Adeyemo has been commissioned to use his trans-epistemic mapping process to create a digital work of art that focuses on the site of the new Joan and Martin Goldfarb Gallery (GGYU) on York University’s campus. For Adeyemo, trans-epistemic mapping is a process that is inspired by multiple cartographic methods and builds upon the typical considerations of an architectural site analysis—such as historical factors, topography, zoning, climate, and cultural patterns that are used to understand the context of a location—to work toward alternative modes of mapping that may include embodied experiences of Black life, non-linear conceptions of time, as well as Indigenous subjectivities to convey the entangled nature of differing world views and the spaces and architectures they’ve produced. Adeyemo will use archival images, site documents, and text that register histories of the land and York University and will build upon this material through a short residency in Toronto from September 26 to October 2, 2022. Trans-epistemic Mapping: A conversation between Dele Adeyemo and Nehal El-Hadi will culminate his time in Toronto, as he moves from the research phase toward the production of a digital work of art slated to be presented in spring 2023.

Dele Adeyemo is a Scottish / Nigerian artist, architect, and critical urban theorist based in London and Lagos.

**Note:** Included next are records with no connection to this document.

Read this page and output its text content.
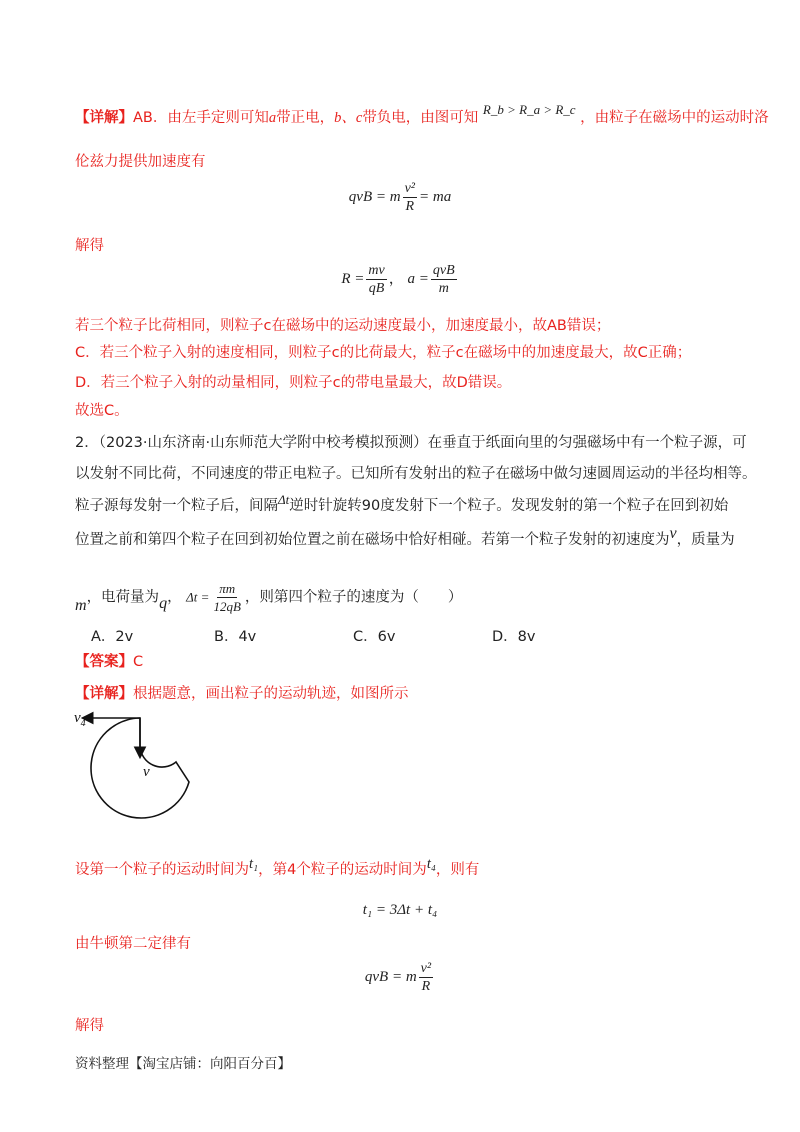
【详解】AB．由左手定则可知a带正电，b、c带负电，由图可知 R_b > R_a > R_c ，由粒子在磁场中的运动时洛
伦兹力提供加速度有
qvB = m $\frac{\text{v²}}{R}$ = ma
解得
$R = \frac{mv}{qB}$ ， $a = \frac{\text{qvB}}{m}$
若三个粒子比荷相同，则粒子c在磁场中的运动速度最小，加速度最小，故AB错误；
C．若三个粒子入射的速度相同，则粒子c的比荷最大，粒子c在磁场中的加速度最大，故C正确；
D．若三个粒子入射的动量相同，则粒子c的带电量最大，故D错误。
故选C。
2．（2023·山东济南·山东师范大学附中校考模拟预测）在垂直于纸面向里的匀强磁场中有一个粒子源，可
以发射不同比荷，不同速度的带正电粒子。已知所有发射出的粒子在磁场中做匀速圆周运动的半径均相等。
粒子源每发射一个粒子后，间隔Δt逆时针旋转90度发射下一个粒子。发现发射的第一个粒子在回到初始
位置之前和第四个粒子在回到初始位置之前在磁场中恰好相碰。若第一个粒子发射的初速度为v，质量为
m，电荷量为q， $\Delta t = \frac{\pi m}{12qB}$ ，则第四个粒子的速度为（　　）
A．2v	B．4v	C．6v	D．8v
【答案】C
【详解】根据题意，画出粒子的运动轨迹，如图所示
$v_4$
v
设第一个粒子的运动时间为t₁，第4个粒子的运动时间为t₄，则有
t₁ = 3Δt + t₄
由牛顿第二定律有
qvB = m $\frac{\text{v²}}{R}$
解得
资料整理【淘宝店铺：向阳百分百】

Dele’s research and creative practice explore the architectures of racial capitalism and the contemporary lifeworlds that exist in their midst. Paying tribute to the radical acts of everyday Black life in Africa and the diaspora through drawing, film, sculpture and installation design, Dele constitutes a trans-disciplinary praxis that encompasses these embodied cultures of movement and their circulation to mobilise what he calls “the Black radical spatial imaginary.” Dele’s projects have been presented at the 18th Venice Architecture Biennale, 2023; the 13th International Architecture Biennale of Sao Paulo, 2022; the 5th Istanbul Design Biennial, 2020; and the 2nd Edition of the Lagos Biennial, 2019. Most recently, he has presented the solo exhibitions Licor-Mãe, 2023, at Sismógrafo, Porto; Residues of the Sweet Purge, 2023, at Capel da Boa Viagem, Funchal; and Wey Dey Move, 2022, at the Het Nieuwe Instituut, Rotterdam. Dele is the recipient of the inaugural JAE Fellowship, the Canadian Centre for Architecture & Andrew Mellon Fellowship, and Het Nieuwe Instituut’s Research Fellowship. Dele was awarded a CHASE-AHRC scholarship for his PhD doctorate entitled “Last Dark Continent,” which he is currently completing at the Centre for Research Architecture at Goldsmiths College, University of London.

Nehal El-Hadi is a journalist, researcher, and editor whose work explores the relationships between the body, place, and technology. Nehal is the Science+Technology Editor at The Conversation Canada and Editor-in-Chief of Studio Magazine. She completed a Ph.D. in Planning at the University of Toronto, where she examined the relationships between user-generated content and everyday public urban life. She is in residency at The Theatre Centre, where she is developing a live arts event that examines privacy, consent, and surveillance in public spaces. Currently, Nehal is researching sand as a material through which to understand social, cultural, environmental, and geographical issues.